Friday, September 11, 2009

09-11-09

I don't know what folks in PA and NY think, but I would be content to see both Ground Zero and Shanksville ground zero remain simple without a bunch of ultra-fancy memorials which get in the way of themselves.

When United Flight 93 crashed in Shanksville, it crashed in an open field and a field which otherwise would have been unremarkable. But when/if they build a fancy memorial there to the tune of several thousand or millions of dollars or what-not, what are you left with? You drive to Shanksville ground zero, you walk up, and you see this modern archictural marvel--that's what you see. Sure, you'll see some names etched in the stone, but who cares if the stone is also so distracting? Forget the fancy, expensive memorial; leave the field as is with the makeshift memorials.
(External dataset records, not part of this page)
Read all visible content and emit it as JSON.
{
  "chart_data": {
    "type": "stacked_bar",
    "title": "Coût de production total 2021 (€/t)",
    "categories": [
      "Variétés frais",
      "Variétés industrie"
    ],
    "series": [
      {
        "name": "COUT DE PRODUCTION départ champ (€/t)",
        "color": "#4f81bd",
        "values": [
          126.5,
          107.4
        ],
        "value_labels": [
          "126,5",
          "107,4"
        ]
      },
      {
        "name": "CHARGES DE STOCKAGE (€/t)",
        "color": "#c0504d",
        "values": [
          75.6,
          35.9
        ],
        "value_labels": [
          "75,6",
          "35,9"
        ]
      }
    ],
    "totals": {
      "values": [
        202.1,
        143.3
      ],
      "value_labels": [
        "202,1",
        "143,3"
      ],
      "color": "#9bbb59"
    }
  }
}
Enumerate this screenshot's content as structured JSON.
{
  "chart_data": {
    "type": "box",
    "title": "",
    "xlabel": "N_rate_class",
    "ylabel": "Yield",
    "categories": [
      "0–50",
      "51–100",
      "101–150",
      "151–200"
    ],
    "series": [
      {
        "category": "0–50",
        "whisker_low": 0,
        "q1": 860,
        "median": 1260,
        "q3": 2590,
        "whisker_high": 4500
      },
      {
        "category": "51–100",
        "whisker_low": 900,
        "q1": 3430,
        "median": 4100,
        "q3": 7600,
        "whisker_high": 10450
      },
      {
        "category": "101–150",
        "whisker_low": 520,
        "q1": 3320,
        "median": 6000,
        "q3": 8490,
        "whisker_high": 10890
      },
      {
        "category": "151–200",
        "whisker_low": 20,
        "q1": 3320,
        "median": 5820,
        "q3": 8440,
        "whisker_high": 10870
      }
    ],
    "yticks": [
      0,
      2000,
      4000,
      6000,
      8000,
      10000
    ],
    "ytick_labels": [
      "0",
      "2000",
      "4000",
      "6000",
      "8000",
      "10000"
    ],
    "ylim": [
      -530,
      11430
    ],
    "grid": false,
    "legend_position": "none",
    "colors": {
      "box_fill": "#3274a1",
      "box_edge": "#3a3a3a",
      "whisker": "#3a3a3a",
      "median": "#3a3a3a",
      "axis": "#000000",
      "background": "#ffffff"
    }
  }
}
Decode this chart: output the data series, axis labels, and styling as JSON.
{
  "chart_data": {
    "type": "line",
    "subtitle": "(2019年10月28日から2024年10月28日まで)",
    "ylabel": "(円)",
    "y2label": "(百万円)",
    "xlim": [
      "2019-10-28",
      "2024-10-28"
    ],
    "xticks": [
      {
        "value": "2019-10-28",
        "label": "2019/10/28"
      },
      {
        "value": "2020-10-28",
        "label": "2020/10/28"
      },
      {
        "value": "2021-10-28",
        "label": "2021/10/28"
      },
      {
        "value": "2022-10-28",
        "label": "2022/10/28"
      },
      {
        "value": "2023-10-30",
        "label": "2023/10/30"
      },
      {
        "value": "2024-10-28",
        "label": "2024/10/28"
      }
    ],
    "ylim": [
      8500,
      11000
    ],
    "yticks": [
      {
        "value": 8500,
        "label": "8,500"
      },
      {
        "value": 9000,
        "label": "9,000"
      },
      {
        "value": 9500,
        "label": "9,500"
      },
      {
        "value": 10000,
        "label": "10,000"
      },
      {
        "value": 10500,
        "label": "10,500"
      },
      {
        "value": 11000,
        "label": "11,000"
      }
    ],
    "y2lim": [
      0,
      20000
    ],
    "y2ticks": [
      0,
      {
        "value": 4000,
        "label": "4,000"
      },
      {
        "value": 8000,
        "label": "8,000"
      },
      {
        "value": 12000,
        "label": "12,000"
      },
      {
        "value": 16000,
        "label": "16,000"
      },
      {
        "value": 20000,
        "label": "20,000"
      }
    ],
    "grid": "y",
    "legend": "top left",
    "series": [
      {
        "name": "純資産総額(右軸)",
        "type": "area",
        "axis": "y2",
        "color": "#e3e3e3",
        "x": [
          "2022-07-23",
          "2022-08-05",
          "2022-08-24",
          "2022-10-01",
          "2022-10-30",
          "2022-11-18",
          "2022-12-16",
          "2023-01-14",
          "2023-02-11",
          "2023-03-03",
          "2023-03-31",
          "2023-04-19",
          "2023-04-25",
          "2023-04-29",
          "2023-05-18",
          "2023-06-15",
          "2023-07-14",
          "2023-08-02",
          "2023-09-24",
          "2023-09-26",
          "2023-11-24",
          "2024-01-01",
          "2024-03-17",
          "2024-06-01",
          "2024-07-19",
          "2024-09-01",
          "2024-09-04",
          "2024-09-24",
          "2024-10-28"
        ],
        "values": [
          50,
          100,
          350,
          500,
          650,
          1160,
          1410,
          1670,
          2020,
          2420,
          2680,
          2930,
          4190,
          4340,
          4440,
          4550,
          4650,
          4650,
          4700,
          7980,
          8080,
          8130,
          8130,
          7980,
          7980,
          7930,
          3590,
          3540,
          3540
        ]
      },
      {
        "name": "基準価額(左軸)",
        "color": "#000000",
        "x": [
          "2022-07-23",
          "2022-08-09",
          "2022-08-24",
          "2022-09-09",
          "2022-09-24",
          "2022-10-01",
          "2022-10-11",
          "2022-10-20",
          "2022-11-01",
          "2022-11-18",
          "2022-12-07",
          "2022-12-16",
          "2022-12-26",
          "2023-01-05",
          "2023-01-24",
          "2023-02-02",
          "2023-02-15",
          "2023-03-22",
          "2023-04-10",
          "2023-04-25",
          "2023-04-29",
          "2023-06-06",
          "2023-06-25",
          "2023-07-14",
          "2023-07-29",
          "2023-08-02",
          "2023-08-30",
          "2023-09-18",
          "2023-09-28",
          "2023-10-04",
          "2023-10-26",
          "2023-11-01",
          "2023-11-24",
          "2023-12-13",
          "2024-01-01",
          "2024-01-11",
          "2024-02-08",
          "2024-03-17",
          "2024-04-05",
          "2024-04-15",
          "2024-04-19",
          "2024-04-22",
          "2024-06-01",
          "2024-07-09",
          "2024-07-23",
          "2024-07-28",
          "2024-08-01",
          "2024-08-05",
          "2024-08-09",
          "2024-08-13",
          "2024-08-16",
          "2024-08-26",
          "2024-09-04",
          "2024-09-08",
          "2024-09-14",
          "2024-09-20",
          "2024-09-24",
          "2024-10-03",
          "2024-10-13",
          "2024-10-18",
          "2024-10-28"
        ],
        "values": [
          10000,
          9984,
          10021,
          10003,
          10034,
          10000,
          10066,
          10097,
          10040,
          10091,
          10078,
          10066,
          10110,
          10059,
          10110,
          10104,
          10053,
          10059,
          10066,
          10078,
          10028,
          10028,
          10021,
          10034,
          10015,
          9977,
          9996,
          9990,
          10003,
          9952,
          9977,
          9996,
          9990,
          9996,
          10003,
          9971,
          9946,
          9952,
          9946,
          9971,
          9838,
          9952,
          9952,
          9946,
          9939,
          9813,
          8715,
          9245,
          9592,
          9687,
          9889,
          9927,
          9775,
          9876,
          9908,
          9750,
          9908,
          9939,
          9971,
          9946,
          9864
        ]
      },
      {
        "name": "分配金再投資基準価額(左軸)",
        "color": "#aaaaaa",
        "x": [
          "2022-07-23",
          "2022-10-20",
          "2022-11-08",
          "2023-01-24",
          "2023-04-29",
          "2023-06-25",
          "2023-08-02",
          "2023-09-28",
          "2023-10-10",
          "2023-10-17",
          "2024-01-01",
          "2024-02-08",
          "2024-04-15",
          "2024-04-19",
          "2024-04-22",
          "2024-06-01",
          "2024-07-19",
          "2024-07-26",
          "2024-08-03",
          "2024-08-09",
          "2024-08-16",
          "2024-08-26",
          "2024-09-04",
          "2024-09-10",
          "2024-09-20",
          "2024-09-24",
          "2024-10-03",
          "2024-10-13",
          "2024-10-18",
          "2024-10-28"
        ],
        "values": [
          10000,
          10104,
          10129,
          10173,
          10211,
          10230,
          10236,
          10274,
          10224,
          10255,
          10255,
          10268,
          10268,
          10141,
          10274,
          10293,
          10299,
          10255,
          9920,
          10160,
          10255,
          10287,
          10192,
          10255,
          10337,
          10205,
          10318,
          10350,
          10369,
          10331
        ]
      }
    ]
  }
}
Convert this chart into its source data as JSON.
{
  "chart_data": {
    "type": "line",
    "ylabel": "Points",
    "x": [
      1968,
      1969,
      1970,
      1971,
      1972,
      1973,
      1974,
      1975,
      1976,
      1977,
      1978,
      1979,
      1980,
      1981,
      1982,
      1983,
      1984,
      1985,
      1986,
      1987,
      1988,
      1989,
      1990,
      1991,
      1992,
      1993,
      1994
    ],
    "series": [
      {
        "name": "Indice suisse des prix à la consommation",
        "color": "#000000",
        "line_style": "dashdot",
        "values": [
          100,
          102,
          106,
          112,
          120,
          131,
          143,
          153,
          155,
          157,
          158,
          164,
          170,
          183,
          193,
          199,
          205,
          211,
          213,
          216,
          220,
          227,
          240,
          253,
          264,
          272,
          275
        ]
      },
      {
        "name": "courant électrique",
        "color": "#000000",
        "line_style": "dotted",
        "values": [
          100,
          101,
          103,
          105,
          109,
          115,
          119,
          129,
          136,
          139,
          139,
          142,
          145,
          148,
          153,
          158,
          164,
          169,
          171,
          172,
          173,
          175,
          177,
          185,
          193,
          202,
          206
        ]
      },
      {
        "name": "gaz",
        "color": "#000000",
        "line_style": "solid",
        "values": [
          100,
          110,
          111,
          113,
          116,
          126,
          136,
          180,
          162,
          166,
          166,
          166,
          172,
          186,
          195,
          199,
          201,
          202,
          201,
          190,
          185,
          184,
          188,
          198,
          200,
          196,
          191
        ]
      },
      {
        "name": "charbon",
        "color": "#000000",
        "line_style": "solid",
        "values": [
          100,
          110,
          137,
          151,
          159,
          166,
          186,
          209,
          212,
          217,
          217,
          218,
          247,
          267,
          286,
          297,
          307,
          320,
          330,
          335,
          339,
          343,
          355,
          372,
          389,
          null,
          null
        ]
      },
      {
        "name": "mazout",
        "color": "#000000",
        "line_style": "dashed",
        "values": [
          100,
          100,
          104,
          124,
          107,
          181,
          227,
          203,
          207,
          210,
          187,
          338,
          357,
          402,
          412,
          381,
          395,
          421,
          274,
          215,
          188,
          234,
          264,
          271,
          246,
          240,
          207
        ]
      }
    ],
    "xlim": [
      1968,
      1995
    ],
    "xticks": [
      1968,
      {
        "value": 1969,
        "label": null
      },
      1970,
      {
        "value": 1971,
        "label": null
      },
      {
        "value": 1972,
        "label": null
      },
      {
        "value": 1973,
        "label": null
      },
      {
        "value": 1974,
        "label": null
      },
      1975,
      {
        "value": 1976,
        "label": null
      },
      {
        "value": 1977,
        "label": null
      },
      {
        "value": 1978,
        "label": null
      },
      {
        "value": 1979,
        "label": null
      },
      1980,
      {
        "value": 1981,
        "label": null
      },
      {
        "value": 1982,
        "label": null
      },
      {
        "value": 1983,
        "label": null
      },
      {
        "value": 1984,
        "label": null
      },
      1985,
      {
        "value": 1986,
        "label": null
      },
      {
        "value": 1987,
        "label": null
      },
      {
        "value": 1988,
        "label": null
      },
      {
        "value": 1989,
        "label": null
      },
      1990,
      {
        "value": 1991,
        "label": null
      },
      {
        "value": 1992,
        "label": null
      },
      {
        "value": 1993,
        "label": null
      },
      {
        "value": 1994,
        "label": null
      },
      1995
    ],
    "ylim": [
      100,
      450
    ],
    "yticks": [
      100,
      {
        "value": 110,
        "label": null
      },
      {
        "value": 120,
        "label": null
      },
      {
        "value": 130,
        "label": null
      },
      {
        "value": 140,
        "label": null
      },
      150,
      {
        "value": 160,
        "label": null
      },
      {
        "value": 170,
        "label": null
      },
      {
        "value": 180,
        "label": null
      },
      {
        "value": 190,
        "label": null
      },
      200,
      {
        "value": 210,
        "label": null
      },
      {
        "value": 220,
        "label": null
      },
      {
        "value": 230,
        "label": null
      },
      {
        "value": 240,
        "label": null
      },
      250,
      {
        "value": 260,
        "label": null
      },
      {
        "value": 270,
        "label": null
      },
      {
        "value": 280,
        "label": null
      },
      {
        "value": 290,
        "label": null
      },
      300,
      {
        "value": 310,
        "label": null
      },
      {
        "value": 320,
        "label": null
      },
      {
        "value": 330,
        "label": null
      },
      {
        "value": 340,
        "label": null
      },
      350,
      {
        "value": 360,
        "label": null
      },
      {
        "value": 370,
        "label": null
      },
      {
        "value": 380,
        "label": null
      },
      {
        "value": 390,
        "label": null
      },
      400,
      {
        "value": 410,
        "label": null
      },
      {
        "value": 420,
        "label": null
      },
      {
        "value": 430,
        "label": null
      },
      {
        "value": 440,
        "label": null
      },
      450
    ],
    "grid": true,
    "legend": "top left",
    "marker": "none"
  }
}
And when you to lower Manhattan and venture out to the area bounded by Vesey, West, Liberty, and Church Streets, you get a sense of the enormity of the area, this same area being what is called Ground Zero. And if you stop to think while you're standing there, you remember that on this vast plot of land over two thousand people died on one day as thousands of tons of steel and concrete came crashing down upon them, unless they were the poor saps who jumped out of the buildings before this. So, supposing that Larry Silverstein and the Port Authority ever make amends and the new World Trade Center is ever completed, so what? What do you get but another ultra-fancy memorial and another steel-and-glass tower which draw too much attention to themselves and fill the vast space which one can now see in lower Manhattan across the street from the World Financial Center? Or what do you get but a "Freedom Tower" that ends up not being the world's tallest building and which aesthetically doesn't totally mesh with the buildings of the surrounding area in the first place? Forget the WTC project: go ahead and finish the memorial, let people keep using the new 7 WTC, and turn the rest of the area into a park. Ultimately, this would probably be the best thing.

1 comment:

D.B. said...

I agree that a more minimal approach is the better way to go. Reminds me of the Vietnam Wall. Nothing but a wall and all the names, and it is quite a powerful thing.

It would be different with the number of dead, but I'm always on board with less is more.